Dans une perspective plus réaliste du processus législatif, l’administration est en bonne partie dépendante du savoir externe pour préparer efficacement ses projets de loi. Cette situation s’observe particulièrement lorsque des thèmes scientifiques ou techniques complexes sont abordés. Pour une évaluation précise, il est ainsi nécessaire de prendre en compte le fait que l’élargissement de la base d’informations et de savoir à travers le lobbyisme est dans l’intérêt d’une création du droit hautement qualitative. A cet égard, il ne faut pas non plus cacher le fait que les milieux économiques concernés par les réglementations mettent aussi de temps à autre leur grain de sel dans la législation elle-même (dans le jargon, on parle de «regulatory capture»). De plus, le lobbyisme renforce le rôle du Parlement par rapport à l’administration. Enfin, la concurrence des opinions et intérêts fait pleinement partie d’une société ouverte. C’est pourquoi cette concurrence est, d’un point de vue éthique, un outil positif pour des philosophes aussi célèbres que Bertrand Russel et John Rawls – du moins si elle est pourvue de règles convenables (Christoph Lütge : Ethik des Wettbewerbs, Munich 2014).

Freiner le zèle réglementaire

Alors que le lobbyisme est soumis au contrôle par des règles déontologiques, un registre des lobbys ou la divulgation des liens d’intérêt, aucun instrument n’est requis face aux activités de régulation de l’administration. Les analyses d’impacts ex-ante introduites en 1999 se révèlent être inefficaces, car l’administration s’autoexamine et vérifie ses propres règles. C’est la seule explication à la récente adoption de la Loi sur la surveillance de l’assurance-maladie, qui risque de devenir un colosse législatif, et à la Loi sur l’égalité entre femmes et hommes, récemment soumise à consultation, avec une analyse des salaires prescrite par la loi. Dans ce cas, l’administration ne peut plus tout bonnement se cacher derrière l’argument massue qu’il s’agit de la reprise des standards internationaux.
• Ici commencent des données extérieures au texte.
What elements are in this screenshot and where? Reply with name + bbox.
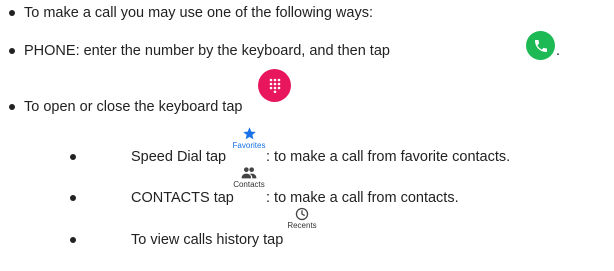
item-text: CONTACTS tap — [131, 190, 234, 206]
star-icon — [242, 127, 256, 140]
item-text: : to make a call from favorite contacts. — [266, 149, 511, 165]
people-icon — [241, 167, 257, 179]
dialpad-icon[interactable] — [258, 69, 291, 102]
item-text: : to make a call from contacts. — [266, 190, 459, 206]
bullet — [9, 48, 15, 54]
favorites-tab[interactable]: Favorites — [231, 126, 267, 150]
period-text: . — [556, 43, 561, 59]
contacts-tab[interactable]: Contacts — [231, 166, 267, 189]
item-text: PHONE: enter the number by the keyboard,… — [24, 43, 390, 59]
phone-icon[interactable] — [526, 31, 555, 60]
item-text: To open or close the keyboard tap — [24, 99, 243, 115]
bullet — [70, 195, 76, 201]
bullet — [9, 104, 15, 110]
bullet — [70, 237, 76, 243]
favorites-label: Favorites — [232, 141, 266, 150]
clock-icon — [295, 207, 309, 221]
item-text: Speed Dial tap — [131, 149, 227, 165]
bullet — [70, 154, 76, 160]
item-text: To make a call you may use one of the fo… — [24, 5, 373, 21]
recents-tab[interactable]: Recents — [286, 207, 318, 230]
recents-label: Recents — [287, 221, 317, 230]
item-text: To view calls history tap — [131, 232, 284, 248]
bullet — [9, 10, 15, 16]
contacts-label: Contacts — [233, 180, 265, 189]
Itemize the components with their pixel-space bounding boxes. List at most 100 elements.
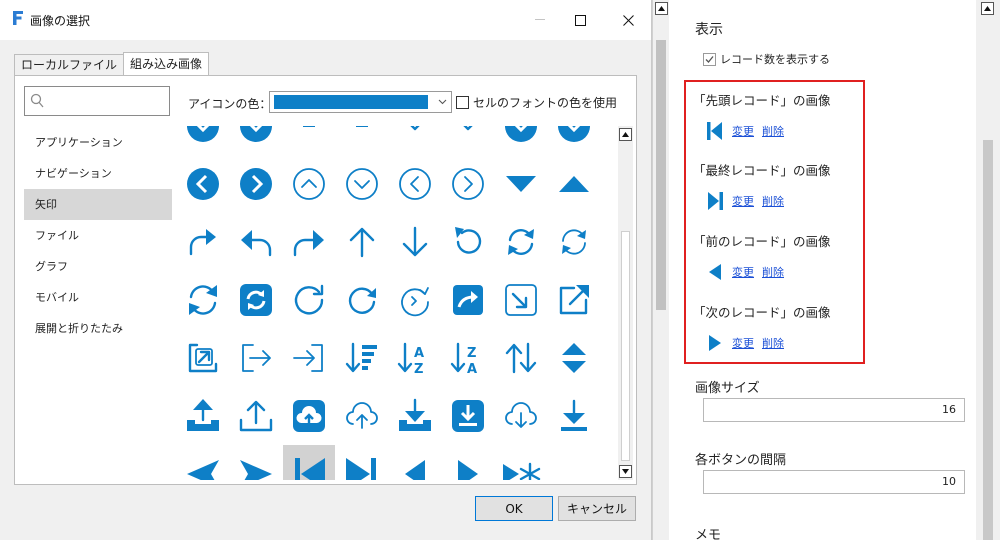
icon-cell[interactable]: [442, 271, 494, 329]
icon-cell[interactable]: [389, 445, 441, 480]
delete-button[interactable]: 削除: [762, 123, 784, 139]
icon-cell[interactable]: [389, 387, 441, 445]
checkbox-checked-icon[interactable]: [703, 52, 716, 66]
delete-button[interactable]: 削除: [762, 335, 784, 351]
icon-cell[interactable]: [336, 387, 388, 445]
icon-cell[interactable]: [336, 126, 388, 155]
icon-color-dropdown[interactable]: [269, 91, 452, 113]
search-input[interactable]: [24, 86, 170, 116]
icon-cell[interactable]: [230, 329, 282, 387]
icon-cell[interactable]: [177, 387, 229, 445]
scrollbar-thumb[interactable]: [656, 40, 666, 310]
icon-cell[interactable]: [389, 271, 441, 329]
delete-button[interactable]: 削除: [762, 193, 784, 209]
icon-cell[interactable]: [548, 329, 600, 387]
icon-cell[interactable]: [177, 213, 229, 271]
category-item-arrows[interactable]: 矢印: [24, 189, 172, 220]
delete-button[interactable]: 削除: [762, 264, 784, 280]
icon-cell[interactable]: [177, 155, 229, 213]
icon-cell[interactable]: [442, 445, 494, 480]
scroll-up-button[interactable]: [981, 2, 994, 15]
icon-cell[interactable]: [548, 387, 600, 445]
maximize-button[interactable]: [560, 6, 600, 34]
icon-cell[interactable]: [230, 126, 282, 155]
icon-cell[interactable]: [230, 387, 282, 445]
icon-cell[interactable]: [495, 271, 547, 329]
scroll-up-button[interactable]: [655, 2, 668, 15]
icon-cell[interactable]: [230, 155, 282, 213]
icon-cell[interactable]: [495, 155, 547, 213]
tab-builtin-images[interactable]: 組み込み画像: [123, 52, 210, 77]
use-font-color-option[interactable]: セルのフォントの色を使用: [456, 94, 617, 111]
download-bar-icon: [561, 399, 587, 431]
icon-cell[interactable]: [442, 213, 494, 271]
icon-cell[interactable]: [442, 126, 494, 155]
change-button[interactable]: 変更: [732, 193, 754, 209]
minimize-button[interactable]: [520, 6, 560, 34]
category-item-mobile[interactable]: モバイル: [24, 282, 172, 313]
icon-cell[interactable]: [548, 271, 600, 329]
icon-cell[interactable]: [177, 329, 229, 387]
icon-cell[interactable]: [283, 213, 335, 271]
icon-cell[interactable]: [495, 445, 547, 480]
icon-cell[interactable]: [495, 126, 547, 155]
category-item-chart[interactable]: グラフ: [24, 251, 172, 282]
icon-cell[interactable]: [442, 155, 494, 213]
change-button[interactable]: 変更: [732, 264, 754, 280]
icon-cell[interactable]: [336, 329, 388, 387]
icon-cell[interactable]: [283, 126, 335, 155]
category-item-file[interactable]: ファイル: [24, 220, 172, 251]
minimize-icon: [535, 19, 545, 20]
change-button[interactable]: 変更: [732, 335, 754, 351]
change-button[interactable]: 変更: [732, 123, 754, 139]
icon-cell[interactable]: [283, 387, 335, 445]
icon-cell[interactable]: [548, 213, 600, 271]
scroll-up-button[interactable]: [619, 128, 632, 141]
icon-cell[interactable]: [336, 213, 388, 271]
icon-cell[interactable]: [177, 445, 229, 480]
icon-cell[interactable]: [336, 445, 388, 480]
icon-cell[interactable]: [495, 213, 547, 271]
close-icon: [622, 14, 634, 26]
circle-chevron-right-icon: [240, 168, 272, 200]
icon-cell[interactable]: [177, 271, 229, 329]
category-item-expand-collapse[interactable]: 展開と折りたたみ: [24, 313, 172, 344]
category-item-navigation[interactable]: ナビゲーション: [24, 158, 172, 189]
ok-button[interactable]: OK: [475, 496, 553, 521]
icon-cell[interactable]: [389, 155, 441, 213]
property-panel-scrollbar[interactable]: [976, 0, 1000, 540]
icon-cell[interactable]: [177, 126, 229, 155]
scroll-down-button[interactable]: [619, 465, 632, 478]
icon-cell[interactable]: [230, 445, 282, 480]
use-font-color-checkbox[interactable]: [456, 96, 469, 109]
close-button[interactable]: [608, 6, 648, 34]
icon-cell[interactable]: [495, 329, 547, 387]
tab-local-file[interactable]: ローカルファイル: [14, 54, 125, 76]
icon-cell[interactable]: ZA: [442, 329, 494, 387]
icon-cell[interactable]: [336, 271, 388, 329]
icon-cell[interactable]: [389, 213, 441, 271]
icon-cell[interactable]: [230, 213, 282, 271]
button-spacing-input[interactable]: 10: [703, 470, 965, 494]
scrollbar-thumb[interactable]: [983, 140, 993, 540]
icon-cell[interactable]: [283, 271, 335, 329]
scrollbar-thumb[interactable]: [621, 231, 630, 461]
icon-cell[interactable]: [495, 387, 547, 445]
icon-cell[interactable]: [283, 329, 335, 387]
icon-cell[interactable]: [548, 126, 600, 155]
icon-cell[interactable]: [230, 271, 282, 329]
icon-cell[interactable]: [283, 155, 335, 213]
cancel-button[interactable]: キャンセル: [558, 496, 636, 521]
icon-cell[interactable]: [283, 445, 335, 480]
icon-cell[interactable]: [336, 155, 388, 213]
icon-cell[interactable]: [548, 155, 600, 213]
dialog-side-scrollbar[interactable]: [652, 0, 669, 540]
icon-grid-scrollbar[interactable]: [618, 126, 633, 480]
category-item-application[interactable]: アプリケーション: [24, 127, 172, 158]
icon-cell[interactable]: AZ: [389, 329, 441, 387]
icon-cell[interactable]: [389, 126, 441, 155]
icon-cell[interactable]: [442, 387, 494, 445]
show-record-count-option[interactable]: レコード数を表示する: [703, 51, 830, 67]
chevron-down-icon: [410, 126, 420, 131]
image-size-input[interactable]: 16: [703, 398, 965, 422]
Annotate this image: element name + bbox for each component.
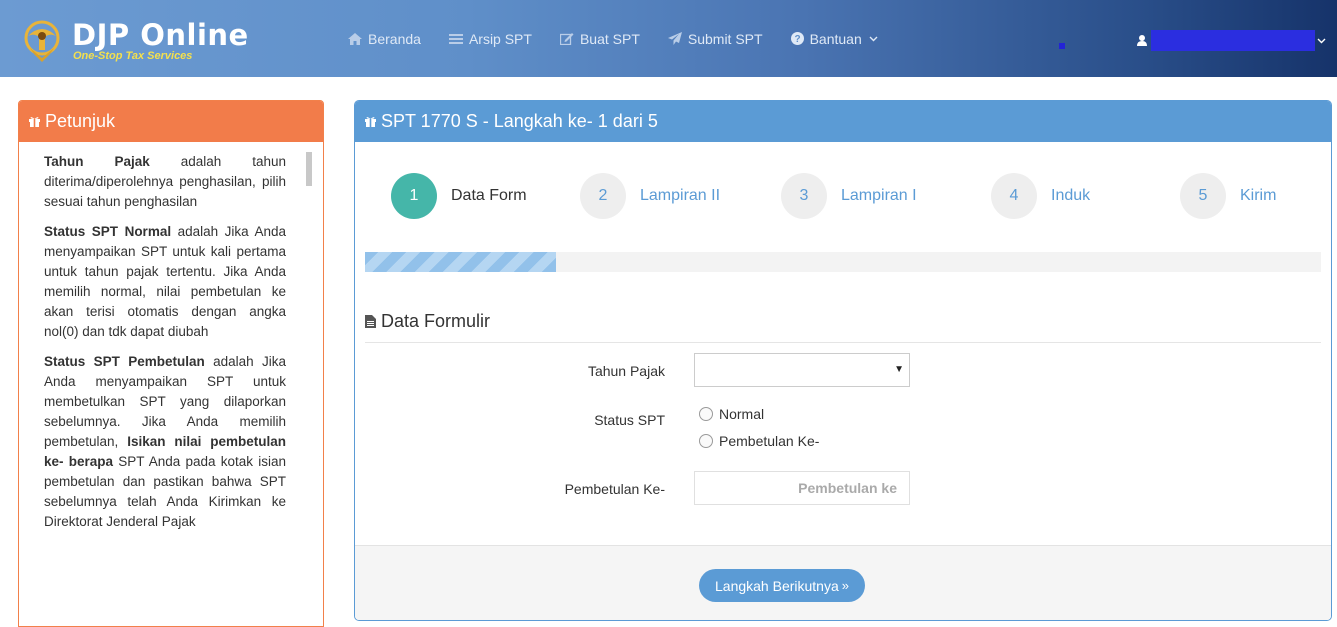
wizard-header: SPT 1770 S - Langkah ke- 1 dari 5 [355, 101, 1331, 142]
status-normal-label: Normal [719, 406, 765, 422]
petunjuk-panel: Petunjuk Tahun Pajak adalah tahun diteri… [18, 100, 324, 627]
status-pembetulan-label: Pembetulan Ke- [719, 433, 820, 449]
nav-arsip-spt-label: Arsip SPT [468, 30, 532, 47]
question-icon: ? [790, 32, 804, 45]
user-menu[interactable] [1137, 30, 1326, 51]
step-lampiran-i[interactable]: 3 Lampiran I [781, 173, 917, 219]
nav-buat-spt[interactable]: Buat SPT [559, 30, 640, 47]
step-label: Lampiran II [640, 187, 721, 204]
next-step-button[interactable]: Langkah Berikutnya » [699, 569, 865, 602]
top-navbar: DJP Online One-Stop Tax Services Beranda… [0, 0, 1337, 77]
main-nav: Beranda Arsip SPT Buat SPT Submit SPT ? … [348, 0, 906, 77]
radio-circle-icon [699, 434, 713, 448]
term-tahun-pajak: Tahun Pajak [44, 154, 150, 169]
divider [365, 342, 1321, 343]
scrollbar[interactable] [306, 152, 312, 186]
edit-icon [559, 33, 574, 45]
nav-bantuan[interactable]: ? Bantuan [790, 30, 878, 47]
pembetulan-ke-label: Pembetulan Ke- [564, 481, 665, 497]
user-icon [1137, 35, 1147, 46]
petunjuk-header: Petunjuk [19, 101, 323, 142]
step-number: 2 [580, 173, 626, 219]
radio-circle-icon [699, 407, 713, 421]
send-icon [667, 32, 682, 45]
petunjuk-paragraph: Status SPT Pembetulan adalah Jika Anda m… [44, 352, 286, 532]
file-icon [365, 315, 376, 328]
status-pembetulan-radio[interactable]: Pembetulan Ke- [699, 433, 819, 449]
step-induk[interactable]: 4 Induk [991, 173, 1090, 219]
step-label: Lampiran I [841, 187, 917, 204]
brand-title: DJP Online [72, 17, 249, 52]
wizard-progress-bar [365, 252, 1321, 272]
petunjuk-paragraph: Status SPT Normal adalah Jika Anda menya… [44, 222, 286, 342]
tahun-pajak-select[interactable]: ▼ [694, 353, 910, 387]
wizard-title: SPT 1770 S - Langkah ke- 1 dari 5 [381, 111, 658, 131]
step-label: Data Form [451, 187, 527, 204]
step-kirim[interactable]: 5 Kirim [1180, 173, 1276, 219]
step-data-form[interactable]: 1 Data Form [391, 173, 527, 219]
term-status-pembetulan: Status SPT Pembetulan [44, 354, 205, 369]
notification-indicator [1059, 43, 1065, 49]
gift-icon [365, 117, 376, 127]
wizard-footer: Langkah Berikutnya » [355, 545, 1331, 620]
svg-text:?: ? [794, 34, 800, 45]
nav-bantuan-label: Bantuan [809, 30, 862, 47]
nav-beranda-label: Beranda [368, 30, 421, 47]
status-spt-label: Status SPT [594, 412, 665, 428]
petunjuk-title: Petunjuk [45, 111, 116, 131]
pembetulan-ke-field[interactable] [694, 471, 910, 505]
tahun-pajak-label: Tahun Pajak [587, 363, 665, 379]
step-number: 4 [991, 173, 1037, 219]
gift-icon [29, 117, 40, 127]
djp-logo-icon [24, 20, 60, 62]
chevron-down-icon [1317, 38, 1326, 43]
section-heading: Data Formulir [365, 311, 490, 332]
petunjuk-paragraph: Tahun Pajak adalah tahun diterima/dipero… [44, 152, 286, 212]
chevron-down-icon [869, 36, 878, 41]
home-icon [348, 32, 362, 45]
nav-buat-spt-label: Buat SPT [579, 30, 640, 47]
nav-submit-spt[interactable]: Submit SPT [667, 30, 763, 47]
double-chevron-right-icon: » [841, 578, 849, 593]
desc-status-normal: adalah Jika Anda menyampaikan SPT untuk … [44, 224, 286, 339]
step-number: 1 [391, 173, 437, 219]
step-number: 5 [1180, 173, 1226, 219]
step-lampiran-ii[interactable]: 2 Lampiran II [580, 173, 720, 219]
step-number: 3 [781, 173, 827, 219]
nav-beranda[interactable]: Beranda [348, 31, 421, 47]
dropdown-arrow-icon: ▼ [894, 364, 904, 375]
nav-submit-spt-label: Submit SPT [687, 30, 763, 47]
petunjuk-content: Tahun Pajak adalah tahun diterima/dipero… [19, 142, 323, 532]
status-normal-radio[interactable]: Normal [699, 406, 764, 422]
step-label: Kirim [1240, 187, 1277, 204]
brand[interactable]: DJP Online One-Stop Tax Services [22, 18, 249, 64]
term-status-normal: Status SPT Normal [44, 224, 172, 239]
list-icon [448, 33, 463, 44]
next-step-label: Langkah Berikutnya [715, 577, 839, 594]
spt-wizard-panel: SPT 1770 S - Langkah ke- 1 dari 5 1 Data… [354, 100, 1332, 621]
section-title: Data Formulir [381, 311, 491, 331]
progress-fill [365, 252, 557, 272]
step-label: Induk [1051, 187, 1091, 204]
wizard-steps: 1 Data Form 2 Lampiran II 3 Lampiran I 4… [355, 173, 1331, 219]
nav-arsip-spt[interactable]: Arsip SPT [448, 30, 532, 47]
user-name-redacted [1151, 30, 1315, 51]
pembetulan-ke-input[interactable] [695, 472, 909, 504]
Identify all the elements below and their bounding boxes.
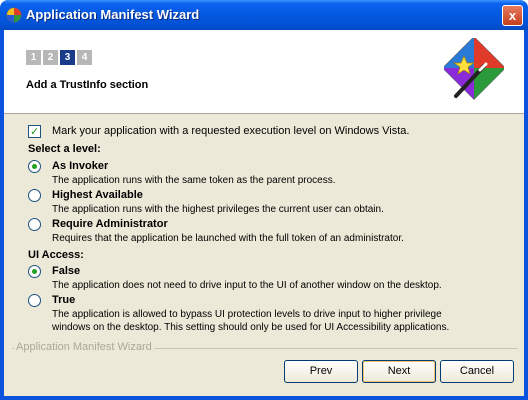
require-administrator-description: Requires that the application be launche… [52, 233, 404, 244]
step-1: 1 [26, 50, 41, 65]
close-button[interactable]: x [502, 5, 523, 26]
wizard-client-area: 1 2 3 4 Add a TrustInfo section ✓ Mark y… [4, 30, 524, 396]
next-button[interactable]: Next [362, 360, 436, 383]
as-invoker-radio[interactable] [28, 160, 41, 173]
wizard-header: 1 2 3 4 Add a TrustInfo section [4, 30, 524, 114]
highest-available-description: The application runs with the highest pr… [52, 204, 384, 215]
as-invoker-description: The application runs with the same token… [52, 175, 336, 186]
level-option-require-administrator[interactable]: Require Administrator [28, 218, 168, 231]
level-option-highest-available[interactable]: Highest Available [28, 189, 143, 202]
title-bar[interactable]: Application Manifest Wizard x [0, 0, 528, 30]
highest-available-label: Highest Available [52, 189, 143, 201]
ui-access-option-false[interactable]: False [28, 265, 80, 278]
mark-execution-level-checkbox[interactable]: ✓ [28, 125, 41, 138]
ui-access-false-label: False [52, 265, 81, 277]
step-4: 4 [77, 50, 92, 65]
ui-access-true-description-line2: windows on the desktop. This setting sho… [52, 322, 450, 333]
ui-access-false-radio[interactable] [28, 265, 41, 278]
window-title: Application Manifest Wizard [26, 7, 200, 22]
ui-access-option-true[interactable]: True [28, 294, 75, 307]
level-option-as-invoker[interactable]: As Invoker [28, 160, 108, 173]
ui-access-true-label: True [52, 294, 76, 306]
ui-access-true-radio[interactable] [28, 294, 41, 307]
step-3-active: 3 [60, 50, 75, 65]
magic-wand-icon [444, 38, 504, 100]
footer-group-label: Application Manifest Wizard [14, 341, 154, 353]
as-invoker-label: As Invoker [52, 160, 109, 172]
select-level-heading: Select a level: [28, 143, 101, 155]
mark-execution-level-row[interactable]: ✓ Mark your application with a requested… [28, 125, 409, 138]
highest-available-radio[interactable] [28, 189, 41, 202]
page-title: Add a TrustInfo section [26, 79, 149, 91]
step-2: 2 [43, 50, 58, 65]
require-administrator-label: Require Administrator [52, 218, 168, 230]
step-indicator: 1 2 3 4 [26, 50, 92, 65]
app-icon [6, 7, 22, 23]
checkmark-icon: ✓ [30, 126, 40, 138]
mark-execution-level-label: Mark your application with a requested e… [52, 125, 410, 137]
ui-access-heading: UI Access: [28, 249, 84, 261]
prev-button[interactable]: Prev [284, 360, 358, 383]
ui-access-false-description: The application does not need to drive i… [52, 280, 442, 291]
cancel-button[interactable]: Cancel [440, 360, 514, 383]
require-administrator-radio[interactable] [28, 218, 41, 231]
wizard-window: Application Manifest Wizard x 1 2 3 4 Ad… [0, 0, 528, 400]
ui-access-true-description-line1: The application is allowed to bypass UI … [52, 309, 442, 320]
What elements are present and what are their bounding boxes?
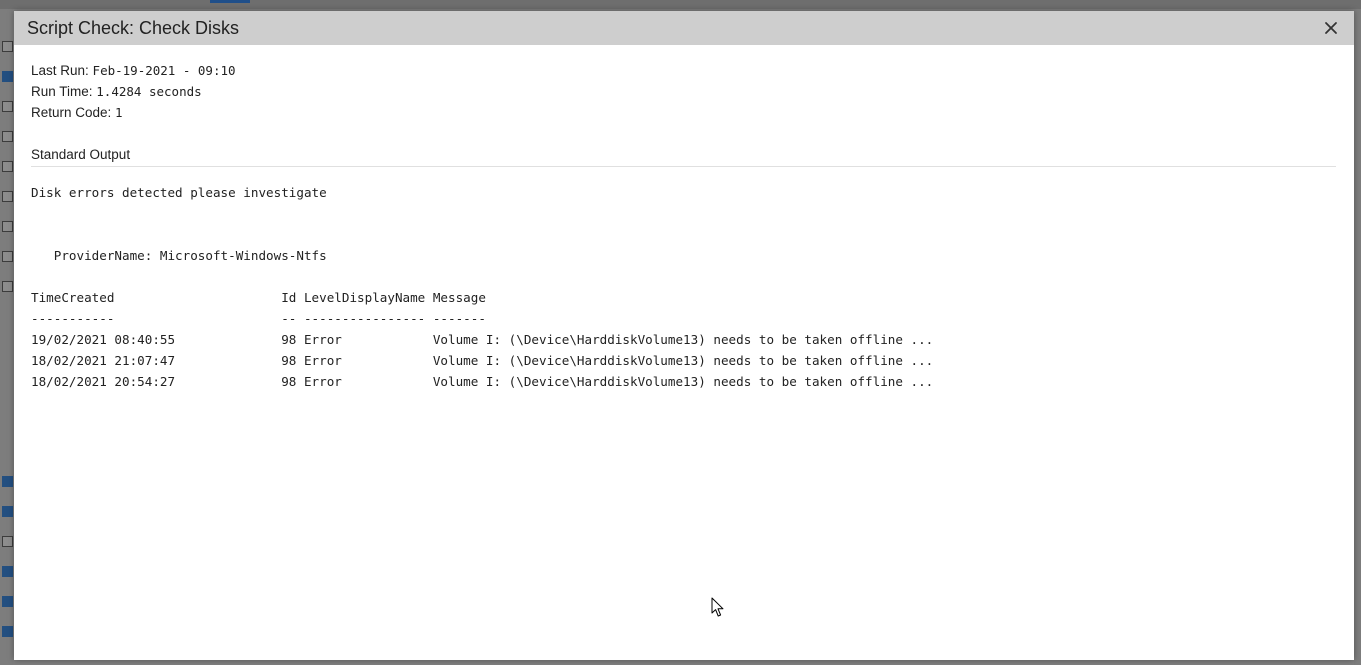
close-button[interactable]: [1322, 19, 1340, 37]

De cette manière, au cours de ces dernières années, la Suisse a non seulement abandonné certains de ses atouts mais a aussi bafoué le principe de liberté économique, pourtant prévu par la Constitution. Puisqu’en Suisse il n’existe aucune protection juridique pour la Constitution, c’est l’exécutif qui devrait en principe posséder une sensibilité particulière pour le respect des principes fondamentaux de notre pays. Pour le célèbre spécialiste de droit public Rainer Schweizer (Université de Saint-Gall), la déliquescence de l’ordre dans la pensée («Ordnungsdenken») repose précisément sur le fait que ni l’administration, ni le Conseil fédéral ou le Parlement ne sont responsables envers une quelconque instance («Finanz und Wirtschaft» 26.9.2015). C’est pourquoi l’endiguement de la densité réglementaire est un thème central pour Avenir Suisse, il s’agit ici de sauvegarder et renforcer la pratique de l’économie de marché.